When you say they support real audio and video, does this mean they have a real audio streaming server? All "web servers" have the ability to handle virtually ANY file type. All it's really doing is sending the data once you request it via http or ftp. Now, if you mean they have a specific feature that can let the movies play in a queue or something, where it is a true "streaming server" then that's a whole other ball game.
From what it sounds to me though, it sounds like it's just a web server and they say it supports real media files. When I say whole other ball game, I mean to say, that you may then have problems using other files if that server specifically is a real media streaming server.
Both windows media player and quicktime offer free information and data in order to set up a "streaming server." This is an unnecessary step as all you need to do is either have a direct link to the video, or embed the video into the page to watch, and it will stream b/c the file is design to stream(i.e. it can be watched while it's downloading).
My advice is go with quicktime streaming files. I think they overall can look a bit better than the WMV files. Also, nearly everyone has both wmv and qt players, so again they are more universal than real media. And i think real media quality isn't that great.

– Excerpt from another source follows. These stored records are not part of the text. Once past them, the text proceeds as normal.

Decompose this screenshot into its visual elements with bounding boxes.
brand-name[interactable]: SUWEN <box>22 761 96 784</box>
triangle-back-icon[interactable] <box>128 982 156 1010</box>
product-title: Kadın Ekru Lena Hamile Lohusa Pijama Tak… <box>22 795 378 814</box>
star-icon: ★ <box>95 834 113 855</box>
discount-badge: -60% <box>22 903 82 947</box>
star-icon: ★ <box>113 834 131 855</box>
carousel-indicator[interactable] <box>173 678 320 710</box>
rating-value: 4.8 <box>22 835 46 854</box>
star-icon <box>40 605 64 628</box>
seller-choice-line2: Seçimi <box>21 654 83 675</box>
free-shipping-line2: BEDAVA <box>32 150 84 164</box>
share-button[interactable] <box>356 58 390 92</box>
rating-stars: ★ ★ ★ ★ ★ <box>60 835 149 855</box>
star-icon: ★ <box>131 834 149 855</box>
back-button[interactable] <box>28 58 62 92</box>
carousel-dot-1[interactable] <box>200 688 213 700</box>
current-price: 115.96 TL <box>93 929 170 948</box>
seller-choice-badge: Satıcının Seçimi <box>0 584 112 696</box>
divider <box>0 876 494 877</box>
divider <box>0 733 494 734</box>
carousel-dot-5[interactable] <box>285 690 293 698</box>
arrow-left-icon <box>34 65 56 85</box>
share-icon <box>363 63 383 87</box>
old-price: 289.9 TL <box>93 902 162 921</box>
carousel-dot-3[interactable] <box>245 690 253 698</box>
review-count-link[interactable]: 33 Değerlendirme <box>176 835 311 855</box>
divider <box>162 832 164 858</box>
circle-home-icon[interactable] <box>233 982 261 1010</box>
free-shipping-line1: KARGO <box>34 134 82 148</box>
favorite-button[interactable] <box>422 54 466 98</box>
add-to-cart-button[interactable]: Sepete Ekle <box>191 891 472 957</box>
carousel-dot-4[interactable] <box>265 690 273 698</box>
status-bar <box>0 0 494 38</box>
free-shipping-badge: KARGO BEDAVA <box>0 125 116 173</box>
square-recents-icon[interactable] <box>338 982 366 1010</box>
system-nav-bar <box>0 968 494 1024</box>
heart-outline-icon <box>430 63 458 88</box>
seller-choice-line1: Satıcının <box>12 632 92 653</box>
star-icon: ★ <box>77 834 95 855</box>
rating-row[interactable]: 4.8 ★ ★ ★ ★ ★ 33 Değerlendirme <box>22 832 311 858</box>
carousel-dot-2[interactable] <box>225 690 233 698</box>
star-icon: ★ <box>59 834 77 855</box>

My Mac is a G4 800 MHz with 62.56 GB. I have the entire root folder for the website on my desk top and once I get this going, it will also store the file for the episode. My friends laugh at me when I get concerned about used up space on my hard drive despite having 62.56 gigs. I guess it should be fine.. right?? (Just humor me on this one Rob!)
Between the PC i use for storage to my left and my G5 right here, I've got in the pc, a 20 gig drive, an 80 gig drive, a 120 gig drive; and in the G5 I have a 160 gig drive, and an external firewire 800 160 gig drive. And I can say with no doubt in my mind I want another internal 250 gig drive for a scratch disk for projects just like what you're talking about.
You're 60 gigs are going to go very very quickly. In my opinion you should invest in an external drive for capture and storage that is at least firewire 400, but if there is a way to utilize an 800 do so. You're going to need the storage capacity. The files you put up on the site for download might eventually total a few gigs worth after getting most of the episodes up, but realistically you're going to have 20-30 gig capture files per episode.
I've got a wedding I did which totaled roughly 40 minutes of total air time, that is a 100gig project, from captured files, to rendered output files, to everything i prepared before going to DVD.
Thanks for your patience. Hope you can assist with these follow up questions. Once again, you were a tremendous help starting me off in the right direction. Much appreciated...
Wow I feel like i just wrote the preface for the bill of rights or something.
Anyway, you're welcome. Hopefully this'll help more. There's alot to learn and know about when it comes to video and streaming. In my opinion it's like deciding you want to learn PHP having never looked at script and to just jump right in. Obviously, it's not as abstract, but there's still plenty to know.